Premier changement à opérer, arrêter d’aller vite au « comment faire »
Cet article n’a pas pour mission d’expliquer le « comment faire » pour engager l’acculturation digitale de l’entreprise, attente et réflexe trop présents dans notre culture managériale malheureusement et qui ne permet généralement pas de prendre la hauteur nécessaire sur les sujets traités pour en mesurer la vue d’ensemble, et pour développer nos capacités d’abstraction.
Cet article a pour modeste vocation d’interpeller sur le « Pourquoi faire » et sur le « sens » de ces changements, et de ce fait, nous ne le bouclerons pas avec un call to action commercial pour vendre des services ou une démarche, notre souhait étant de créer l’attention nécessaire et de réveiller chez les dirigeants l’envie d’aborder le sujet de la transformation digitale des entreprises sous un prisme de culture d’entreprise, en tenant compte d’aspects sociologiques et psychologiques, voire même anthropologiques, avant les considérations technologiques.

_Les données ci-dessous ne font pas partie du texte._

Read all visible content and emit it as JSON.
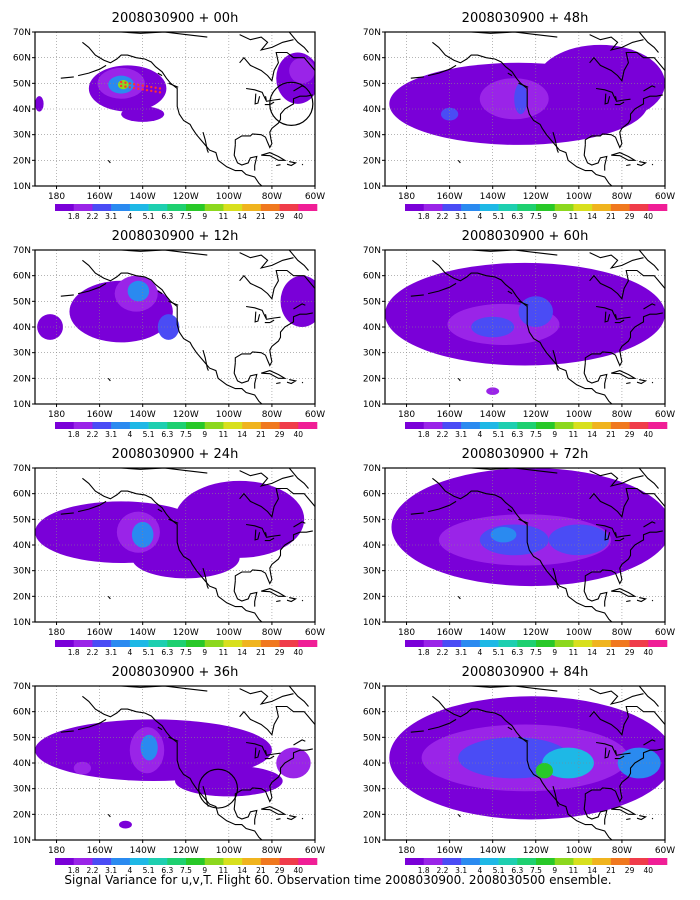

Celles -ci sont utilisées trop souvent comme appât pour engager les entreprises dans cet exercice périlleux et les engager dans un engrenage dont elle ne mesurent pas toujours la rapidité d’action et la capacité d’acculturation forcée qu’il leur imprègne sans leur volonté consciente.
Tant qu’à faire, autant subir cette acculturation en état de conscience et avec sa propre volonté que de la subir une fois l’engrenage enclenché, et comme a dit un speaker dans un récent congrès sur l’entreprise du futur, « Lorsqu’on a pas de visibilité, il faut avoir une vision »… à méditer.